Ma quanto è diffusa la fiducia nei confronti delle istituzioni? Per provare a rispondere possiamo prendere come riferimento i sondaggi, con i limiti derivanti dalla loro stessa natura. L’intervistato che risponde al questionario dichiarando un’intenzione, una opinione o una dichiarazione di comportamento, afferma qualcosa che è figlio del momento in cui si svolge la rilevazione. Altre variabili poi da prendere in considerazione sono il margine di errore campionario e l’effettiva rappresentatività del campione, la quale consenta di costruire un sottoinsieme in grado di replicare una corretta distribuzione anagrafica, geografica, socio-economica della popolazione di riferimento.

Ogni anno LaPolis-Università di Urbino e Demos redigono un rapporto sugli atteggiamenti degli italiani nei confronti delle istituzioni e della politica. Secondo i dati del loro ultimo rapporto pubblicato (relativo all’anno 2022) le istituzioni che godono di maggiore fiducia sono rispettivamente le forze dell’ordine, il Papa e il Presidente della Repubblica, la scuola e il Comune, di cui si segnala un aumento del 3% rispetto la rilevazione 2021. Fanalino di coda per Parlamento e il partito, lo strumento per garantire un dialogo fra eletti e corpo elettorale, che si collocano al penultimo e all’ultimo posto, con una fiducia degli intervistati del 23% e del 14%.

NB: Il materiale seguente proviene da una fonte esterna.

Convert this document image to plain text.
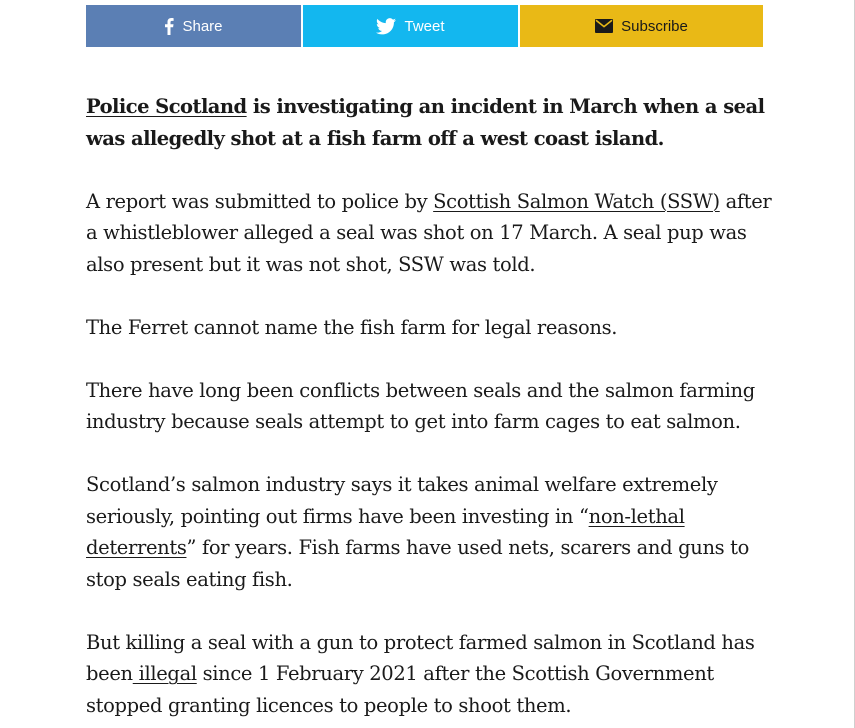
Share	Tweet	Subscribe

Police Scotland is investigating an incident in March when a seal was allegedly shot at a fish farm off a west coast island.

A report was submitted to police by Scottish Salmon Watch (SSW) after a whistleblower alleged a seal was shot on 17 March. A seal pup was also present but it was not shot, SSW was told.

The Ferret cannot name the fish farm for legal reasons.

There have long been conflicts between seals and the salmon farming industry because seals attempt to get into farm cages to eat salmon.

Scotland’s salmon industry says it takes animal welfare extremely seriously, pointing out firms have been investing in “non-lethal deterrents” for years. Fish farms have used nets, scarers and guns to stop seals eating fish.

But killing a seal with a gun to protect farmed salmon in Scotland has been illegal since 1 February 2021 after the Scottish Government stopped granting licences to people to shoot them.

I cittadini tendono dunque a dare fiducia alle istituzioni che garantiscono sicurezza e la tolgono a quanti nell’azione quotidiana mostrano di non tenere sempre a mente l’elettore. Va considerato un certo effetto conseguente all’agenda setting e alla agenda building (tematizzazione) per cui i media hanno una grande responsabilità nel costruire o nel demolire l’affidabilità delle istituzioni. I media infatti suggeriscono al pubblico non cosa pensare ma i temi attorno ai quali pensare, dettando l’”ordine del giorno” degli argomenti, dei problemi su cui discutere, definendo la gerarchia di importanza e priorità. Svolgono quindi un ruolo decisivo nell’agenda building selezionando i temi al centro del dibattito pubblico e con i quali la classe politica è obbligata a misurarsi.

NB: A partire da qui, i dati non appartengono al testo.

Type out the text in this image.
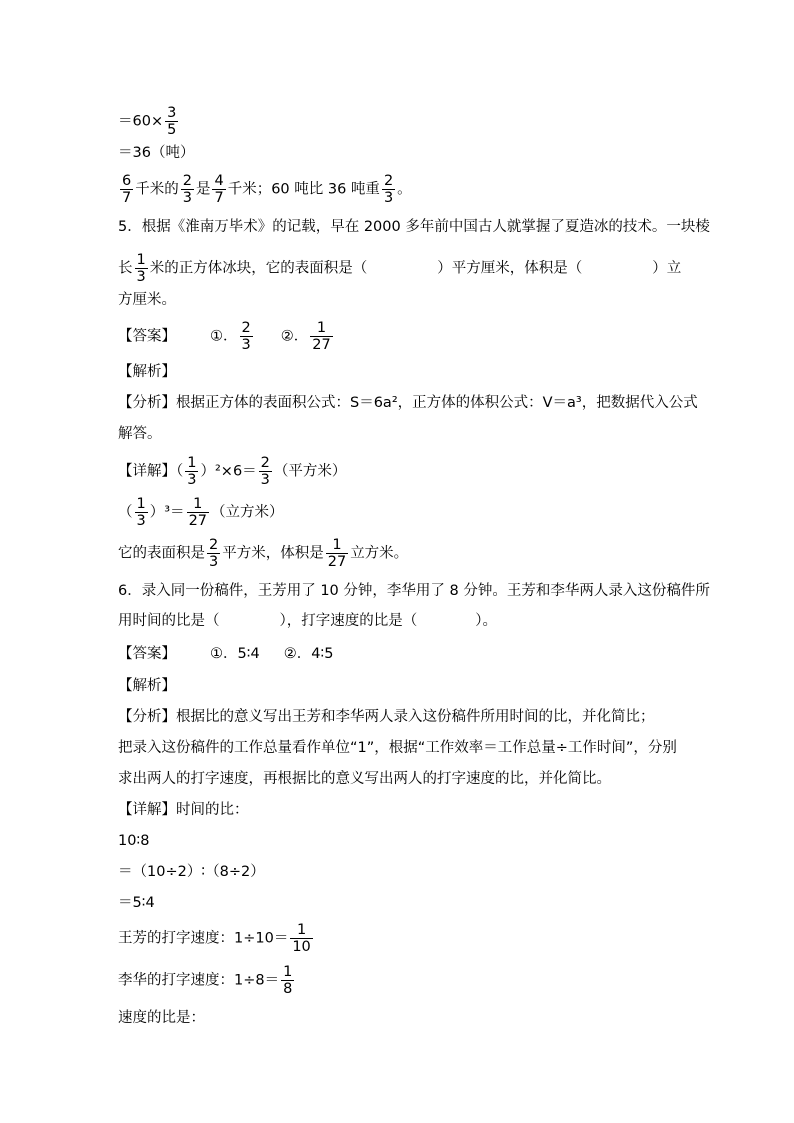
$=60\times \frac{3}{5}$
＝36（吨）
$\frac{6}{7}$ 千米的 $\frac{2}{3}$ 是 $\frac{4}{7}$ 千米；60 吨比 36 吨重 $\frac{2}{3}$ 。
5．根据《淮南万毕术》的记载，早在 2000 多年前中国古人就掌握了夏造冰的技术。一块棱
长 $\frac{1}{3}$ 米的正方体冰块，它的表面积是（	）平方厘米，体积是（	）立
方厘米。
【答案】 ①． $\frac{2}{3}$ ②． $\frac{1}{27}$
【解析】
【分析】根据正方体的表面积公式：S＝6a²，正方体的体积公式：V＝a³，把数据代入公式
解答。
【详解】（ $\frac{1}{3} )^2\times 6= \frac{2}{3}$ （平方米）
（ $\frac{1}{3} )^3= \frac{1}{27}$ （立方米）
它的表面积是 $\frac{2}{3}$ 平方米，体积是 $\frac{1}{27}$ 立方米。
6．录入同一份稿件，王芳用了 10 分钟，李华用了 8 分钟。王芳和李华两人录入这份稿件所
用时间的比是（	），打字速度的比是（	）。
【答案】 ①．5∶4 ②．4∶5
【解析】
【分析】根据比的意义写出王芳和李华两人录入这份稿件所用时间的比，并化简比；
把录入这份稿件的工作总量看作单位“1”，根据“工作效率＝工作总量÷工作时间”，分别
求出两人的打字速度，再根据比的意义写出两人的打字速度的比，并化简比。
【详解】时间的比：
10∶8
＝（10÷2）∶（8÷2）
＝5∶4
王芳的打字速度：$1\div 10= \frac{1}{10}$
李华的打字速度：$1\div 8= \frac{1}{8}$
速度的比是：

Dai dati di cui disponiamo dall’indagine Eurobarometro (2022) emerge come la principale fonte di informazione per gli italiani sia la televisione. I cittadini sembrano poi affidarsi in misura maggiore ai media tradizionali rispetto a quelli social: tv e radio pubbliche sono affidabili per il 49% del campione.

Certo anche altri attori hanno contribuito a delegittimare le istituzioni rappresentative. Pensiamo al fenomeno del grillismo “apriremo il Parlamento come una scatoletta di tonno” – urlava nelle piazze Beppe Grillo – , alla ridicolizzazione delle culture politiche tradizionali promuovendo sentimenti antipolitici crescenti e un pericoloso anti parlamentarismo. L’insofferenza per le istituzioni, nel corso dei decenni, è stata alimentata altresì da parte della stessa classe politica attraverso una burocrazia soffocante nella vita dei cittadini, una propaganda e faziosità nelle scelte politiche, promesse roboanti non mantenute che hanno sviluppato un clima di antipolitica.

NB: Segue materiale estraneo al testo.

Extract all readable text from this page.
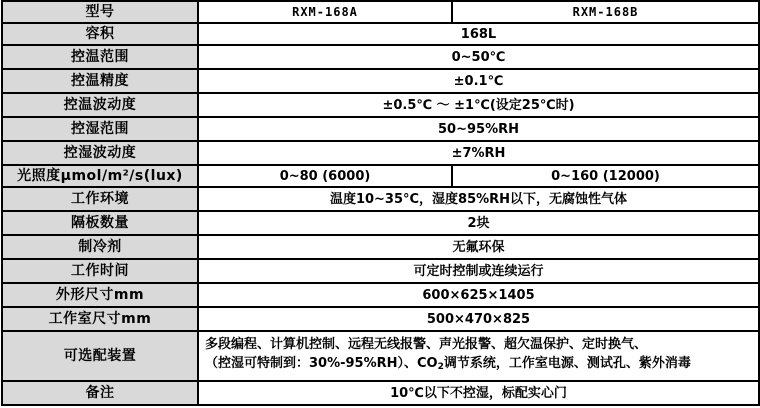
型号	RXM-168A	RXM-168B
容积	168L	
控温范围	0~50℃	
控温精度	±0.1℃	
控温波动度	±0.5℃ ～ ±1℃(设定25℃时)	
控湿范围	50~95%RH	
控湿波动度	±7%RH	
光照度μmol/m²/s(lux)	0~80 (6000)	0~160 (12000)
工作环境	温度10~35°C，湿度85%RH以下，无腐蚀性气体	
隔板数量	2块	
制冷剂	无氟环保	
工作时间	可定时控制或连续运行	
外形尺寸mm	600×625×1405	
工作室尺寸mm	500×470×825	
可选配装置	多段编程、计算机控制、远程无线报警、声光报警、超欠温保护、定时换气、
（控湿可特制到：30%-95%RH）、$CO_2$调节系统，工作室电源、测试孔、紫外消毒	

备注	10℃以下不控湿，标配实心门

Da tempo si dice che la politica è in crisi. Ad essere in crisi sono la classe dirigenziale e il modello comunicativo demagogico incentrato sulla figura del leader, che uomo solo al comando non sempre riesce a rispondere alle esigenze di una società complessa.

All’epoca si riteneva che una politica più personalistica potesse condurre ad un avvicinamento fra partiti e popolo. La sua evoluzione, invece, ha portato, da Berlusconi in poi – anche se già ai tempi di Craxi qualche elemento era emerso – ad una progressiva leaderizzazione. I leader hanno portato con sé il capitale personalistico e talvolta intimistico che l’elettorato ha confuso con la fiducia. Personalizzazione ed evoluzione leaderistica sembrerebbero non aver giovato alla democrazia.

Non basta chiedere se un leader sia gradito. La curva dei tifosi, ovvero i nuovi movimenti di opinione, non può durare in eterno, la delusione e la disaffezione sono dietro l’angolo. Nell’ecosistema mediale in cui i social dominano, i leader operano in un sistema altamente competitivo, senza regole e anche piuttosto volatile. L’uso dei media diventa un rischio, un continuo conflitto. A ciò si aggiunge poi la spettacolarizzazione indotta dai media. Ogniqualvolta che nel politainment prevale l’intrattenimento sul dibattito pubblico, la misinformazione e la disinformazione trovano terreno fertile con conseguenze dirette per la democrazia.